|Carousel brings families|
Bryant Park in Manhattan is one of my favourite places.
It used to be a scary and unsafe. Then it was transformed. The first People for Public Spaces project is now one of the most enjoyable places in all of New York to just sit and watch people go by.
Want to know more about how people connected then and now? Read this fascinating article.
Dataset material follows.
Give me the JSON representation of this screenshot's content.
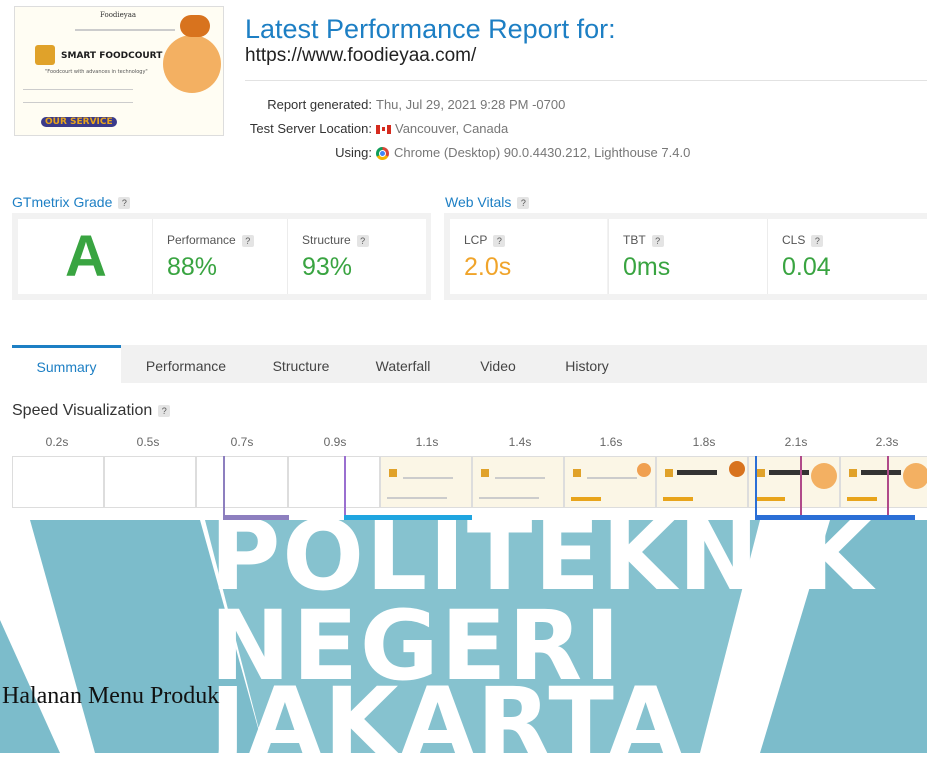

Full version here - Lessons to be learned from Bryant Park
|Movable tables and chairs allow visitors to customize interaction|
"Based on visits to parks and plazas in New York, Los Angeles, Seattle, Boston, Minneapolis, Montreal and Venice, Whyte and his acolytes formulated conclusions that were, for their time, counterintuitive. For example, he discovered that city people don’t actually like wide-open, uncluttered spaces. Despite the Modernist assumption that what harried urban people need are oases of nature in the city, if you bother to watch people, you see that they tend to prefer narrow streets, hustle and bustle, crowdedness. Build a high-rise with an acre of empty plaza around it, and the plaza may seem desolate, even dangerous. People will avoid it. If you want people to linger, he wrote, give them seating — but not just benches, which make it impossible for people to face one another. Movable chairs can be better. Also: Never cordon off a fountain. “It’s not right to put water before people and then keep them away from it,” Whyte wrote in his 1980 book, “The Social Life of Small Urban Spaces.” People want to splash, dip their toes, throw coins. He believed that dense greenery can make places feel less safe, that people find the fishbowl effect of sunken plazas disconcerting and, presciently, that food trucks draw crowds. Whyte’s insights were incorporated into 1975 revisions of New York’s zoning code, and the Bryant Park Corporation — credited with turning around the once-squalid park — bases its work on many of his principles."